"If it takes longer than seven years to get a project off the ground then our thinking was that the landowner should have another chance to make decisions about their land," says the group's Lisa Daniels. Over seven years much can change, such as the price of energy, the value of the land or green credits, climate change policy and other economics, she argues.
"We don't want the wind rights to be controlled and owned exclusively by large corporate entities -- like with mineral rights," says Daniels. "If a large corporation is just sitting on the wind rights waiting for a large transmission line or other resources to fall into place then they have a window of opportunity and then they must renegotiate with the landowner. This way the value of the wind stays with the landowner."
The new Minnesota law is the toughest of its kind yet seen in the US. North Dakota and South Dakota have similar laws, which Windustry referenced when promoting its own effort in Minnesota, but they are written more loosely, says Daniels. Although not yet tested in court, it does not appear that land leases will have to be renegotiated in the Dakotas after seven years.
The Minnesota law has its detractors. "I think the basic impact of this new law will be a chill through the wind industry in Minnesota," says developer Paul White of Project Resources, who has worked closely with the likes of Vestas and Enxco over the years. He has a 25 MW project underway in Minnesota. "I think the intent behind the push for this new law is not a bad idea -- the concept is not a bad idea -- it's simply the implementation of that concept is flawed," he says.
Most wind plant of any significant size need lead time to develop, often as much or more than seven years, he continues. This is partly the result of a congested interconnection request queue with the Midwest Independent System Operator (MISO). Many projects, he says, are not expected to receive MISO study and approval for at least five years, which now leaves an uncomfortably small two-year window for projects to get financing, buy turbines and get built.
He worries that by introducing the potential for land lease speculation will add a new risk factor and lead to a major slowdown of development in Minnesota at a time when a bold state mandate is calling for 25% renewables by 2020 (Windpower Monthly, March 2007). Taking the 205 MW Fenton project, developed by Enxco and approaching construction, as an example, White says it signed its land leases seven years ago. "I've heard from folks at MISO that project interconnection is taking much longer these days -- at least three years plus time for transmission to be built. I'm not sure what that means for wind development in Minnesota if wind leases have an artificially short fuse."

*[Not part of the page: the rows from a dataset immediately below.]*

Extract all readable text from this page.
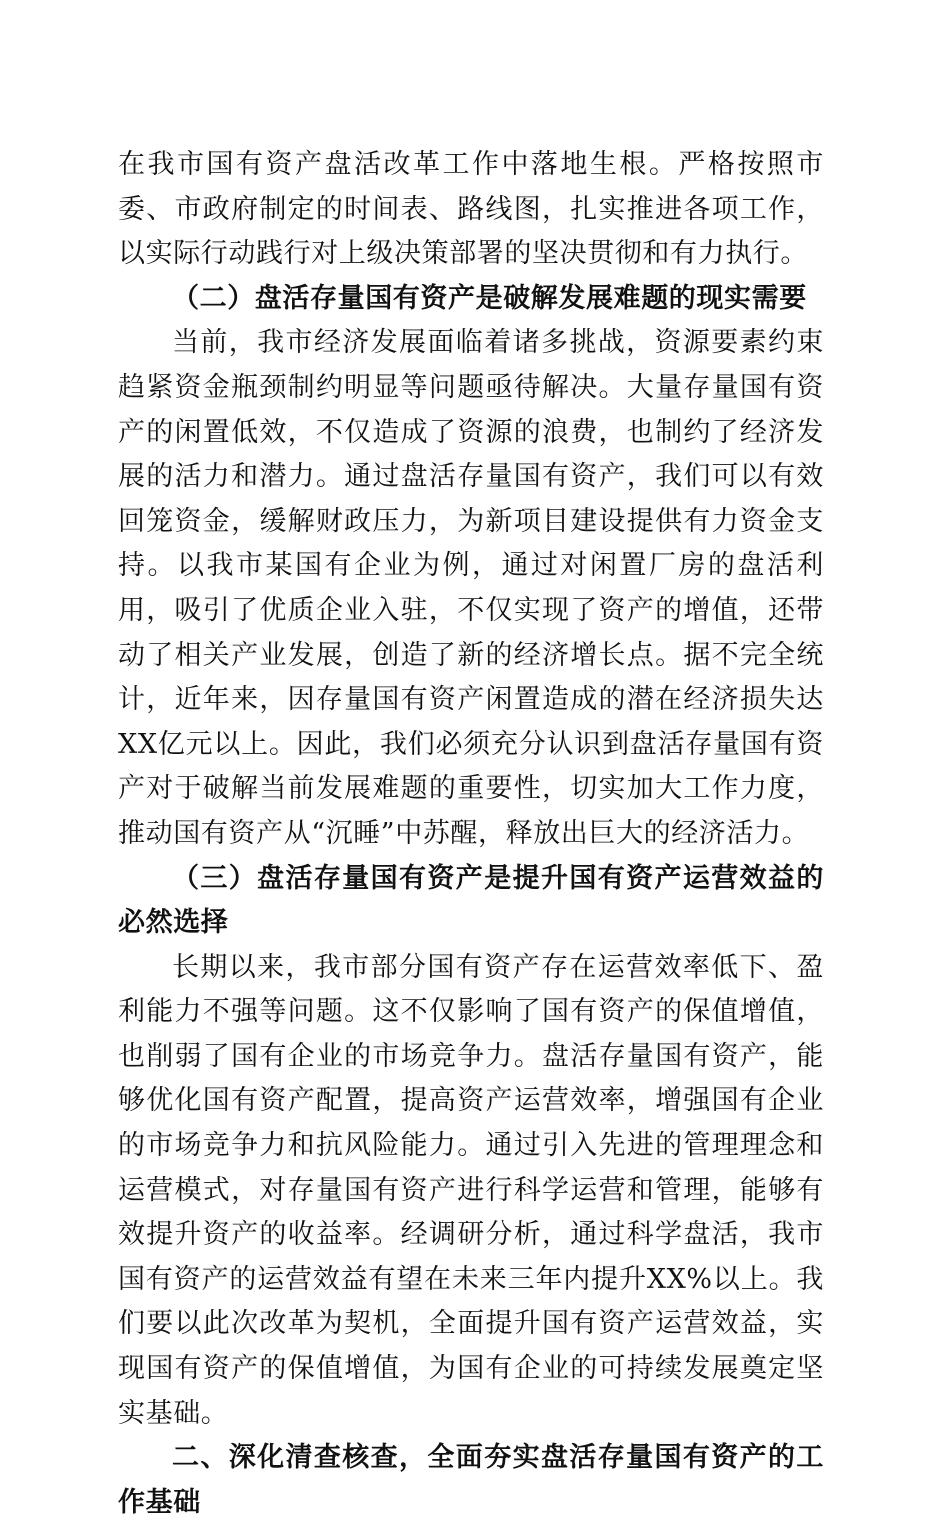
在我市国有资产盘活改革工作中落地生根。严格按照市委、市政府制定的时间表、路线图，扎实推进各项工作，以实际行动践行对上级决策部署的坚决贯彻和有力执行。

（二）盘活存量国有资产是破解发展难题的现实需要

当前，我市经济发展面临着诸多挑战，资源要素约束趋紧资金瓶颈制约明显等问题亟待解决。大量存量国有资产的闲置低效，不仅造成了资源的浪费，也制约了经济发展的活力和潜力。通过盘活存量国有资产，我们可以有效回笼资金，缓解财政压力，为新项目建设提供有力资金支持。以我市某国有企业为例，通过对闲置厂房的盘活利用，吸引了优质企业入驻，不仅实现了资产的增值，还带动了相关产业发展，创造了新的经济增长点。据不完全统计，近年来，因存量国有资产闲置造成的潜在经济损失达XX亿元以上。因此，我们必须充分认识到盘活存量国有资产对于破解当前发展难题的重要性，切实加大工作力度，推动国有资产从“沉睡”中苏醒，释放出巨大的经济活力。

（三）盘活存量国有资产是提升国有资产运营效益的必然选择

长期以来，我市部分国有资产存在运营效率低下、盈利能力不强等问题。这不仅影响了国有资产的保值增值，也削弱了国有企业的市场竞争力。盘活存量国有资产，能够优化国有资产配置，提高资产运营效率，增强国有企业的市场竞争力和抗风险能力。通过引入先进的管理理念和运营模式，对存量国有资产进行科学运营和管理，能够有效提升资产的收益率。经调研分析，通过科学盘活，我市国有资产的运营效益有望在未来三年内提升XX%以上。我们要以此次改革为契机，全面提升国有资产运营效益，实现国有资产的保值增值，为国有企业的可持续发展奠定坚实基础。

二、深化清查核查，全面夯实盘活存量国有资产的工作基础
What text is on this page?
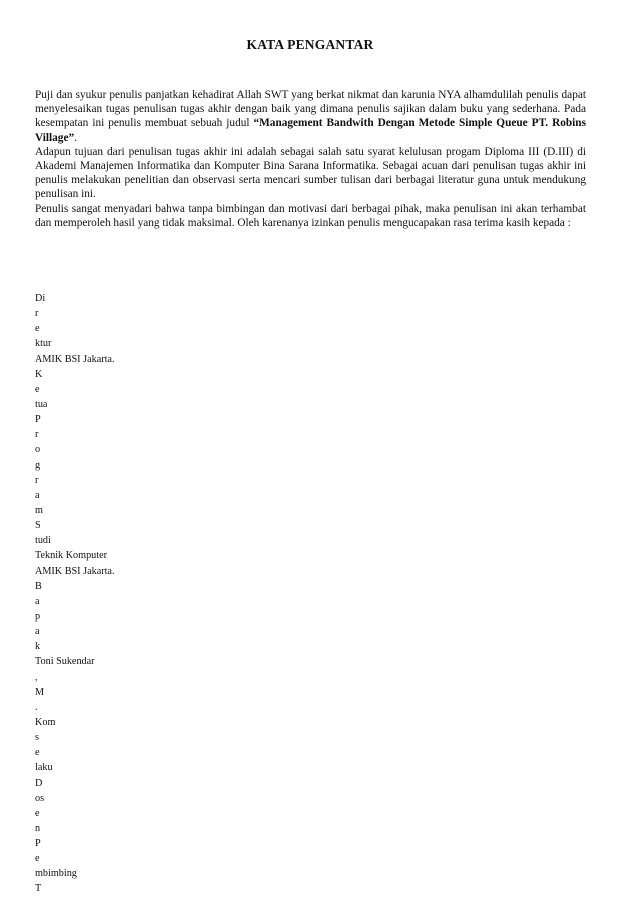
KATA PENGANTAR

Puji dan syukur penulis panjatkan kehadirat Allah SWT yang berkat nikmat dan karunia NYA alhamdulilah penulis dapat menyelesaikan tugas penulisan tugas akhir dengan baik yang dimana penulis sajikan dalam buku yang sederhana. Pada kesempatan ini penulis membuat sebuah judul “Management Bandwith Dengan Metode Simple Queue PT. Robins Village”.

Adapun tujuan dari penulisan tugas akhir ini adalah sebagai salah satu syarat kelulusan progam Diploma III (D.III) di Akademi Manajemen Informatika dan Komputer Bina Sarana Informatika. Sebagai acuan dari penulisan tugas akhir ini penulis melakukan penelitian dan observasi serta mencari sumber tulisan dari berbagai literatur guna untuk mendukung penulisan ini.

Penulis sangat menyadari bahwa tanpa bimbingan dan motivasi dari berbagai pihak, maka penulisan ini akan terhambat dan memperoleh hasil yang tidak maksimal. Oleh karenanya izinkan penulis mengucapakan rasa terima kasih kepada :

Di
r
e
ktur
AMIK BSI Jakarta.
K
e
tua
P
r
o
g
r
a
m
S
tudi
Teknik Komputer
AMIK BSI Jakarta.
B
a
p
a
k
Toni Sukendar
,
M
.
Kom
s
e
laku
D
os
e
n
P
e
mbimbing
T
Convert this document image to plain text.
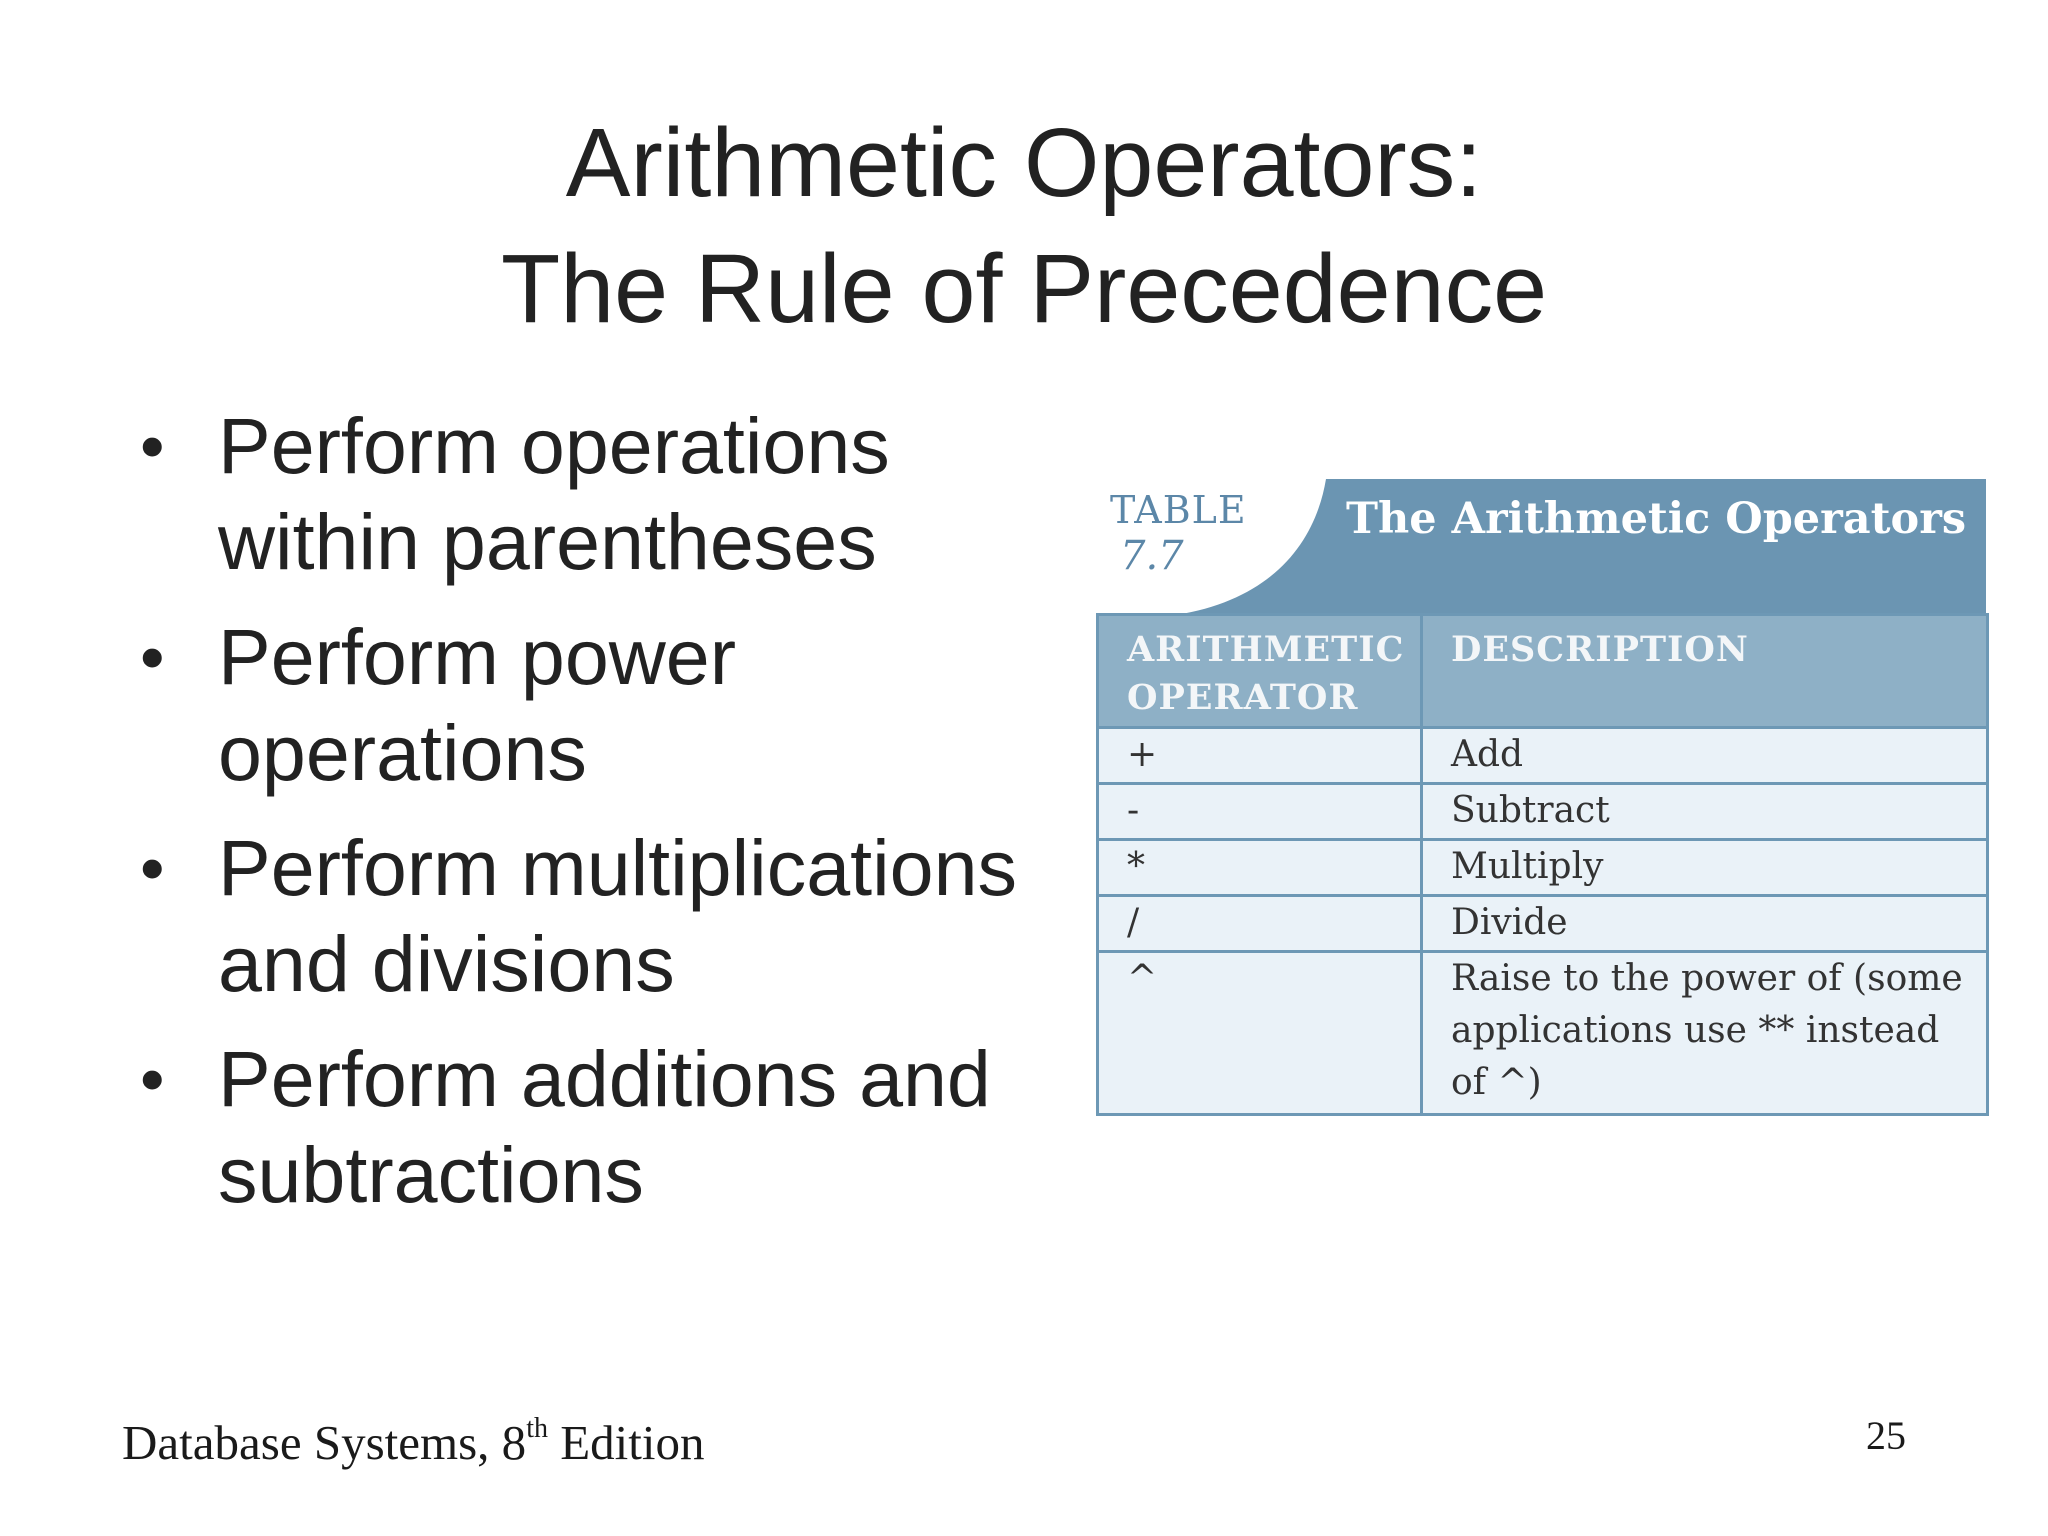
Arithmetic Operators:
The Rule of Precedence
• Perform operations
within parentheses
• Perform power
operations
• Perform multiplications
and divisions
• Perform additions and
subtractions
TABLE
7.7
The Arithmetic Operators
ARITHMETIC OPERATOR	DESCRIPTION
+	Add
-	Subtract
*	Multiply
/	Divide
^	Raise to the power of (some applications use ** instead of ^)
Database Systems, 8th Edition	25
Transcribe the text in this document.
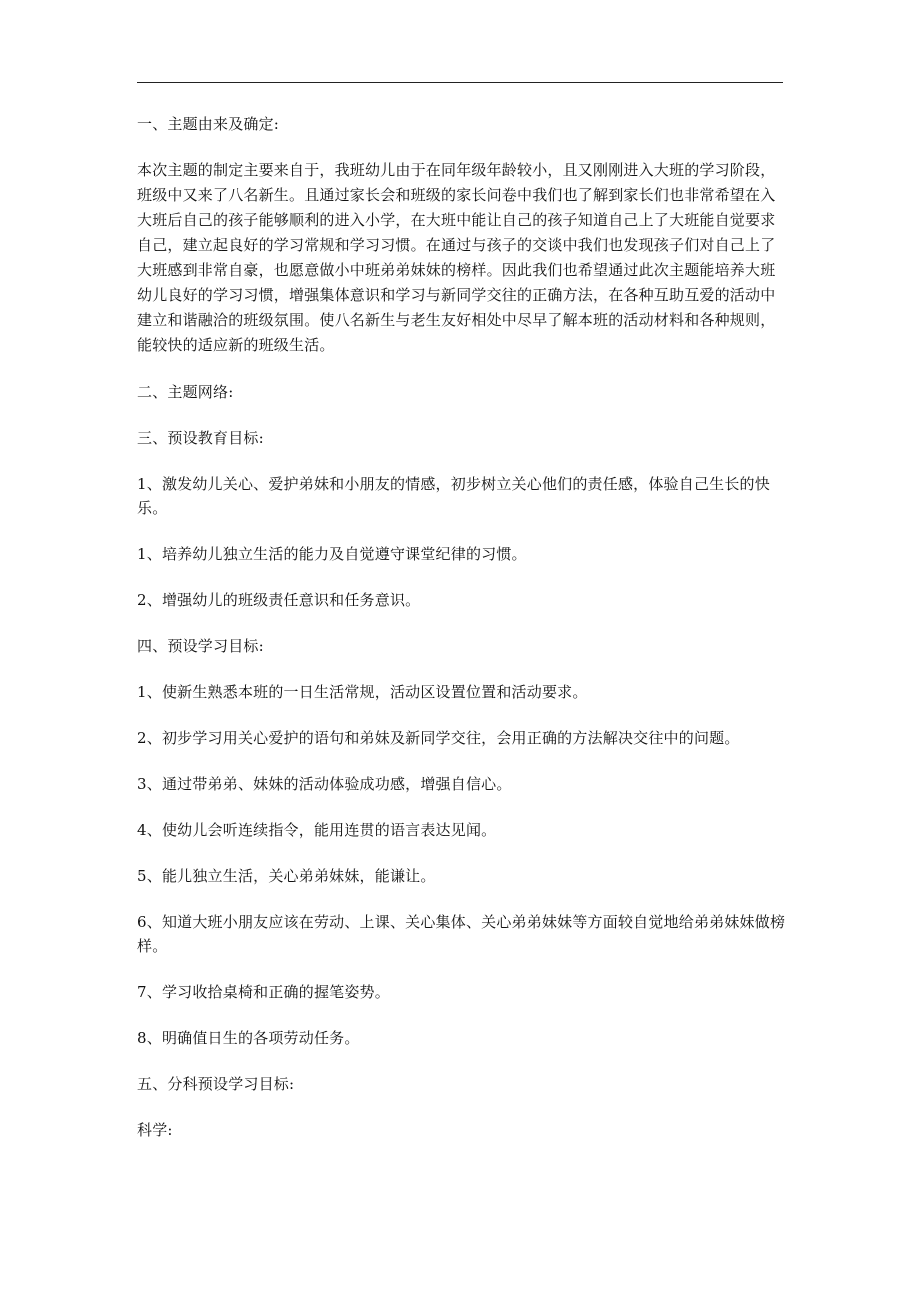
一、主题由来及确定:

本次主题的制定主要来自于，我班幼儿由于在同年级年龄较小，且又刚刚进入大班的学习阶段，班级中又来了八名新生。且通过家长会和班级的家长问卷中我们也了解到家长们也非常希望在入大班后自己的孩子能够顺利的进入小学，在大班中能让自己的孩子知道自己上了大班能自觉要求自己，建立起良好的学习常规和学习习惯。在通过与孩子的交谈中我们也发现孩子们对自己上了大班感到非常自豪，也愿意做小中班弟弟妹妹的榜样。因此我们也希望通过此次主题能培养大班幼儿良好的学习习惯，增强集体意识和学习与新同学交往的正确方法，在各种互助互爱的活动中建立和谐融洽的班级氛围。使八名新生与老生友好相处中尽早了解本班的活动材料和各种规则，能较快的适应新的班级生活。

二、主题网络:

三、预设教育目标:

1、激发幼儿关心、爱护弟妹和小朋友的情感，初步树立关心他们的责任感，体验自己生长的快乐。

1、培养幼儿独立生活的能力及自觉遵守课堂纪律的习惯。

2、增强幼儿的班级责任意识和任务意识。

四、预设学习目标:

1、使新生熟悉本班的一日生活常规，活动区设置位置和活动要求。

2、初步学习用关心爱护的语句和弟妹及新同学交往，会用正确的方法解决交往中的问题。

3、通过带弟弟、妹妹的活动体验成功感，增强自信心。

4、使幼儿会听连续指令，能用连贯的语言表达见闻。

5、能儿独立生活，关心弟弟妹妹，能谦让。

6、知道大班小朋友应该在劳动、上课、关心集体、关心弟弟妹妹等方面较自觉地给弟弟妹妹做榜样。

7、学习收拾桌椅和正确的握笔姿势。

8、明确值日生的各项劳动任务。

五、分科预设学习目标:

科学:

Daniels expects some backlash to the law and she readily admits it is not perfect policy. But she does not believe the transmission queue is in such bad shape -- especially for smaller projects that do not need transmission upgrades. White believes the industry is facing a clash of ideals. "It's not a question of wind in Minnesota, it's a question of what flavour," he says, referring to small, community wind projects or larger projects by the industry's biggest players.
Daniels does not mince her words. "The corporate players have hugely deep pockets. They can go across the country and tie up any land they want," she says. "In the scheme of things, this is to keep the land from plain and simply being tied up...we are trying to keep an opening for local development," says Daniels.